Janice Lee (she/they) is a Korean American writer, teacher, spiritual scholar, and shamanic healer. She is the author of 8 books of fiction, creative nonfiction & poetry, most recently Imagine a Death (Texas Review Press, 2021) and Separation Anxiety (CLASH Books, 2022), a finalist for the 2023 Oregon Book Award. Lee teaches workshops on inherited trauma, healing and writing, and facilitates guided meditations bringing together elements from several different lineages as a mesa-carrying practitioner of the Q’ero tradition of medicine work and as a practitioner of Engaged Buddhism (in the tradition of Plum Village and Thich Nhat Hanh). She also incorporates elements of ancestor work, Korean shamanic ritual (Muism), traditional Korean folk practices, plant medicine & flower essence work, card readings & divination, and interspecies communication.

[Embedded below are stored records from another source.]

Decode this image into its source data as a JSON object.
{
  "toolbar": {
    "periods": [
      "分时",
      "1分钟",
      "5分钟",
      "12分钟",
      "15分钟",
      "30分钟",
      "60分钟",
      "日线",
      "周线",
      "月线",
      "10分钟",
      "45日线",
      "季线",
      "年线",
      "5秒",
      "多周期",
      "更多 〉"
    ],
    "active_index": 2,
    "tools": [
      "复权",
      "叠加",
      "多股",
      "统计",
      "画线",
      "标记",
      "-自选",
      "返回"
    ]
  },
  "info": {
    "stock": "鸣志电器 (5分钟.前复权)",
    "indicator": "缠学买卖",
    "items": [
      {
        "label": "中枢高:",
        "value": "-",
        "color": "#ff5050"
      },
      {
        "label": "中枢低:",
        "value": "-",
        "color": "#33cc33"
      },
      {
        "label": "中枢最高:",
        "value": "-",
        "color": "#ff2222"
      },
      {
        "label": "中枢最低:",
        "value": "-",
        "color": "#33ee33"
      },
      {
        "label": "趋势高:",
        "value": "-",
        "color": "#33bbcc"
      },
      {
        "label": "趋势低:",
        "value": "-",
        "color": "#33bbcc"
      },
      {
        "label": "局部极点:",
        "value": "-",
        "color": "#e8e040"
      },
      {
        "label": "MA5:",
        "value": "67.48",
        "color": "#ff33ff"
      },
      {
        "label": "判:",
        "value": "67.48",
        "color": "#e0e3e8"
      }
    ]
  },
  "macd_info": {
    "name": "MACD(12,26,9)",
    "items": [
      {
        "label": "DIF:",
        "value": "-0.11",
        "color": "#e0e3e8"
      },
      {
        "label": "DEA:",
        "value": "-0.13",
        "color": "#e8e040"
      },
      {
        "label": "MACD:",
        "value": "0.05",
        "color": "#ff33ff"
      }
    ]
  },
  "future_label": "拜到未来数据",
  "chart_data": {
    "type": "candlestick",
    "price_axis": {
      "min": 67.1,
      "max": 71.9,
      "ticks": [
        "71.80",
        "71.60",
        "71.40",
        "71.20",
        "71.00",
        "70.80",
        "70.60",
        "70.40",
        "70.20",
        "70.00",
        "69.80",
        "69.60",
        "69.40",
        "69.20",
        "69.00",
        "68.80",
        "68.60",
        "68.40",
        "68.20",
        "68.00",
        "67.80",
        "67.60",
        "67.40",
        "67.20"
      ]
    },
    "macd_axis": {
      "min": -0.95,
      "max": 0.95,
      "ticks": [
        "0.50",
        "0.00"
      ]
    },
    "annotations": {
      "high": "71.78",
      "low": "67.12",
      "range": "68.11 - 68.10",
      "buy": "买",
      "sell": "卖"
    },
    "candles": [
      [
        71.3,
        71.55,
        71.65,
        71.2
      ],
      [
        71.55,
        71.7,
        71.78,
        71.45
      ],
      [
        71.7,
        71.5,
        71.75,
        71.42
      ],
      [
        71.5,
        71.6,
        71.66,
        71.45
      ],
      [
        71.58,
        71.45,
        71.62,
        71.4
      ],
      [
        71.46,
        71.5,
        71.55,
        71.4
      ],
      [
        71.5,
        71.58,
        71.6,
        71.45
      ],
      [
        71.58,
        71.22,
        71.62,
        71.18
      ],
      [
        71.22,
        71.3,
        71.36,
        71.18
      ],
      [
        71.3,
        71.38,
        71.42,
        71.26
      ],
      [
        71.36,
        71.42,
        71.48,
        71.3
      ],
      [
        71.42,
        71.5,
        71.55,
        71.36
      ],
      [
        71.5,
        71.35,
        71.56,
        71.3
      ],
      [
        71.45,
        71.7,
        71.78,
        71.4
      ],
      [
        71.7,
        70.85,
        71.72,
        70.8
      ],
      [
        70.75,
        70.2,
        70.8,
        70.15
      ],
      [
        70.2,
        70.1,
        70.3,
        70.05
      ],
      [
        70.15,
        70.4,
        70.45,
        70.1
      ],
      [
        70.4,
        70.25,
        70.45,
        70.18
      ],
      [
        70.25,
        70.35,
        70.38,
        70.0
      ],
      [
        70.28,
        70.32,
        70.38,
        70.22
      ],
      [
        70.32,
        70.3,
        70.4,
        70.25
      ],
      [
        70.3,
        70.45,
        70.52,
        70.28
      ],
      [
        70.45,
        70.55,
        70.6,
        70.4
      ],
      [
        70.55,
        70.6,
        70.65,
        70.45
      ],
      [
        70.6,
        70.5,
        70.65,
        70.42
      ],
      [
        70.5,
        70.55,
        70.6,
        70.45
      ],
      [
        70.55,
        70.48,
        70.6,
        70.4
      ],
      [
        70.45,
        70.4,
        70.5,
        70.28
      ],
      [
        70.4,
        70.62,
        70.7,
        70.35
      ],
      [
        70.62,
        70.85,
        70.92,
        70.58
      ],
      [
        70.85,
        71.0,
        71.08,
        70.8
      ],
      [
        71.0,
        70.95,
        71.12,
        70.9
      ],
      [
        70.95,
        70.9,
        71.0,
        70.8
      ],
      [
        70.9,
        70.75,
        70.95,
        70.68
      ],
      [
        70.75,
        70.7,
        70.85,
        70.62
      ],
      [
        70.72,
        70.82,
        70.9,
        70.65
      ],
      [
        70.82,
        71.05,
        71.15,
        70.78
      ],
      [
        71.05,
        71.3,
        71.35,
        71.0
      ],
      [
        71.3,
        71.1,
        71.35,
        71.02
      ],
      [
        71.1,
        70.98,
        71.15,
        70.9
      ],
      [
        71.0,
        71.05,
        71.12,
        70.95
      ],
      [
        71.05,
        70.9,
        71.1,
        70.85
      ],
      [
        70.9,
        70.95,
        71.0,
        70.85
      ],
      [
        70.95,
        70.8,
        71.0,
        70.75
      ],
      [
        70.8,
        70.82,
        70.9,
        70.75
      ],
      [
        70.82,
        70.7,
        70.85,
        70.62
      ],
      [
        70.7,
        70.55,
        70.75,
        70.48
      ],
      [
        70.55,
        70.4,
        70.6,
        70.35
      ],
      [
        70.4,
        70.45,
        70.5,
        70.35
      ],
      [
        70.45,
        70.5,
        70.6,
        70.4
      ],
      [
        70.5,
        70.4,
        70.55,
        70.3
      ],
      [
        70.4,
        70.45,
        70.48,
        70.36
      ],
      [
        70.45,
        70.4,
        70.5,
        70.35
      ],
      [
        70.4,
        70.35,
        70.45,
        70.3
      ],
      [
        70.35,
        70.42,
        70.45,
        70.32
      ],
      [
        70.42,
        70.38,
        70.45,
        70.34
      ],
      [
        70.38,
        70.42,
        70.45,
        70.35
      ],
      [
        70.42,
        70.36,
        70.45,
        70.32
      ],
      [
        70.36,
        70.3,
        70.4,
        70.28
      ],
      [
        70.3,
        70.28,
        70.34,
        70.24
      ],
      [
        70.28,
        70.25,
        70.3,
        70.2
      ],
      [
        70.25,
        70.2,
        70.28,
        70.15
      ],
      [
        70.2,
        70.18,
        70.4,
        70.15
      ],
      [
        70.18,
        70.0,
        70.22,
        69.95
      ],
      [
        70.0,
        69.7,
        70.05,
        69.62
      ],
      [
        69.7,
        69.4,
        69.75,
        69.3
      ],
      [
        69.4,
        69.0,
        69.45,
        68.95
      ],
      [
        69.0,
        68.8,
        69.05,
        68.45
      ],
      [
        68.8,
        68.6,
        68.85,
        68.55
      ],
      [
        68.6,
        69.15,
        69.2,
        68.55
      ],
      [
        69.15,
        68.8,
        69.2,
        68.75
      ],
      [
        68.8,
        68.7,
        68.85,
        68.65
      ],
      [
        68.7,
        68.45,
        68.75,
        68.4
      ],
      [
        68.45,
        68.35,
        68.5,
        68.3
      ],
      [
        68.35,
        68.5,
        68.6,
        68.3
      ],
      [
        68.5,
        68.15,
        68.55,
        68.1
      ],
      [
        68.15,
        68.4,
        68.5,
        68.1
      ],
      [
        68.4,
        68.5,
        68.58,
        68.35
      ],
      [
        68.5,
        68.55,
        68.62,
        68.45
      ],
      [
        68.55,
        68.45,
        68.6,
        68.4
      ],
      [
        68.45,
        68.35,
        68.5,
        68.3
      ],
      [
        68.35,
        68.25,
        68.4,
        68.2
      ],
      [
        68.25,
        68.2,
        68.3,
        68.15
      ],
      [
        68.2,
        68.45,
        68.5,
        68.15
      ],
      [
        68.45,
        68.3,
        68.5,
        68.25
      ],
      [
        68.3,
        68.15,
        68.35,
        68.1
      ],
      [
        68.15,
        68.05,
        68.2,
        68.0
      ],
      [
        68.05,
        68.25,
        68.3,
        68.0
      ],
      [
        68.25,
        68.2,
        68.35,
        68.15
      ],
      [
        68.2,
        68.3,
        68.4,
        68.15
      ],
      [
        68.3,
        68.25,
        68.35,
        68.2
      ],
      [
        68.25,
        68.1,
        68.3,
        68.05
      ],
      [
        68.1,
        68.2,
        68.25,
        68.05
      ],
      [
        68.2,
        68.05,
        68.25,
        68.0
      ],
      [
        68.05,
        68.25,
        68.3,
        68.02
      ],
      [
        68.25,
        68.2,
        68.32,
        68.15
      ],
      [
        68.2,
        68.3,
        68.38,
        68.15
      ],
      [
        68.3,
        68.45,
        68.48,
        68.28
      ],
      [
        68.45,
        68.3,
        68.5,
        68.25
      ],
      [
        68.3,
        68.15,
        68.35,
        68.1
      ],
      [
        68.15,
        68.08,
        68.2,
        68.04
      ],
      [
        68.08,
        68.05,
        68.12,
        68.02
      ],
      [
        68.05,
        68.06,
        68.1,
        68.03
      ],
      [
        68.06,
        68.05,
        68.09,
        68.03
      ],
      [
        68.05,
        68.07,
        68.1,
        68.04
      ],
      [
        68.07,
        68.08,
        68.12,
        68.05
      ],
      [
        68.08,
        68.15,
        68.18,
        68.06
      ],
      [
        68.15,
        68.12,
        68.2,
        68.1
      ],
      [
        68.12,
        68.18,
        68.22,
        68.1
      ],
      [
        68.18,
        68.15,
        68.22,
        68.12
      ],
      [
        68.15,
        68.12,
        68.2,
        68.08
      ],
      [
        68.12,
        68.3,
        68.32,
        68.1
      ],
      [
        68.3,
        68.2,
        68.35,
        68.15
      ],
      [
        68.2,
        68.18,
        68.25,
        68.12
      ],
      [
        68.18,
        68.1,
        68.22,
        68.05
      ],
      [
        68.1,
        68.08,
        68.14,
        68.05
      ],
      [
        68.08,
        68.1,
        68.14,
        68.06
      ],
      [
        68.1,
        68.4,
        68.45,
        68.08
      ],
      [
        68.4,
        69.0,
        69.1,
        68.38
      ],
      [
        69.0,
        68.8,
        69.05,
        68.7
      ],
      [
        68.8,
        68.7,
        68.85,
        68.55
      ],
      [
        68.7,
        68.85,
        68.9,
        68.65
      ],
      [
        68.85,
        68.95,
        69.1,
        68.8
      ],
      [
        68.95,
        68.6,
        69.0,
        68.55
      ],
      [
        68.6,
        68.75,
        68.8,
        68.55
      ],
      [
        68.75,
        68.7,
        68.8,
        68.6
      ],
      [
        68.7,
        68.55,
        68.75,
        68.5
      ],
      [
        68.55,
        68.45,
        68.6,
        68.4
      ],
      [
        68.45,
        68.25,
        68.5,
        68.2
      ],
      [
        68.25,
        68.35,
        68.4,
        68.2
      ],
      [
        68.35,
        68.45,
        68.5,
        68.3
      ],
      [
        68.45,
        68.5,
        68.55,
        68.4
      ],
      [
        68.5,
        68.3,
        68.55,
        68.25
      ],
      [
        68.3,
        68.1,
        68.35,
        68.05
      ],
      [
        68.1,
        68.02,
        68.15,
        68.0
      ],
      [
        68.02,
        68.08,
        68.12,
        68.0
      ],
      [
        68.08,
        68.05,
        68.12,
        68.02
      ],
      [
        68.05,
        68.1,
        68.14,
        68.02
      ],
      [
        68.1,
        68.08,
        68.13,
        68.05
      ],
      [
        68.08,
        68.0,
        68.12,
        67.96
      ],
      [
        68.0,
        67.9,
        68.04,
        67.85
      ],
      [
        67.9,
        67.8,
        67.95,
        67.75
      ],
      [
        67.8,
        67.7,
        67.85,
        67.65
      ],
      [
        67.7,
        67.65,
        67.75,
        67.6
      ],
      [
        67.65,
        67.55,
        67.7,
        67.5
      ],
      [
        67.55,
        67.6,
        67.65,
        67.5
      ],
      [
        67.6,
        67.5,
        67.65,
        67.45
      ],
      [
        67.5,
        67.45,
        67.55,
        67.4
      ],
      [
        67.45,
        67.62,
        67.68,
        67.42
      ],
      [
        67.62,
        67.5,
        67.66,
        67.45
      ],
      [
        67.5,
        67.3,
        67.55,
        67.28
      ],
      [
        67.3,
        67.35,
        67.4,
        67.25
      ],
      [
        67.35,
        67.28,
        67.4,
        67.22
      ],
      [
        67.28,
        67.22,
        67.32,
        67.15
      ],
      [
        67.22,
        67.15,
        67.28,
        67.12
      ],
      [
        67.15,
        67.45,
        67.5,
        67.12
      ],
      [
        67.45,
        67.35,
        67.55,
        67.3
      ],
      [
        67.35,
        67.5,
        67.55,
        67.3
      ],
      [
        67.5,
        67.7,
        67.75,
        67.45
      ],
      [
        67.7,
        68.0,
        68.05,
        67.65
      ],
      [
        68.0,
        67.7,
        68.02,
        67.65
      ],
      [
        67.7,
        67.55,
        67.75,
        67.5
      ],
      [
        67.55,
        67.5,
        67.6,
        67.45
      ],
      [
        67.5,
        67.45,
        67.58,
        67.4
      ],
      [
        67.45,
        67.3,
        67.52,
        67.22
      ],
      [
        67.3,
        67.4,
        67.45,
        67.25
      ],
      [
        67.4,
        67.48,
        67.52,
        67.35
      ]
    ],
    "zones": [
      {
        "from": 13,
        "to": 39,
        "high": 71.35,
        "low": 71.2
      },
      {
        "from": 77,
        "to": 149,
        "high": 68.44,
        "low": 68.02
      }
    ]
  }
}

She currently lives in Portland, OR where she is the Operational Creative Director at Corporeal Writing and an Associate Professor of Creative Writing at Portland State University. She can be found online at https://janicel.com/ and Instagram: @diddioz

Domi Shoemaker is the gender-free co-founder of Lidia Yuknavitch’s Corporeal Writing, where  Domi manages virtual drop-in, connects writers with one another, and leads writing collaborations online and in-person. They also offer coaching and editing services through Corporeal Writing and they would love to talk with you about writing. 

Katie Collins-Guinn (she/they) is a mother, artist, writer, spouse, and dirt digger. Her adult coloring book The Stoner Babes was published in 2018 with Microcosm Publishing, which celebrates diversity alongside the transcendental and medicinal qualities of cannabis, and is sold worldwide. She’s spent time as a contributing freelance writer for the Portland Mercury and has been published in Pacific Stone Zine, Call Me [Brackets], Entropy, Nailed Magazine and others. She knows how to make a spectacular gown from scratch.

Daniel Isaiah Elder (he/they) is a queer Jewish writer and a Lambda Literary fellow. Originally from New York City, they are now based in Portland, Oregon.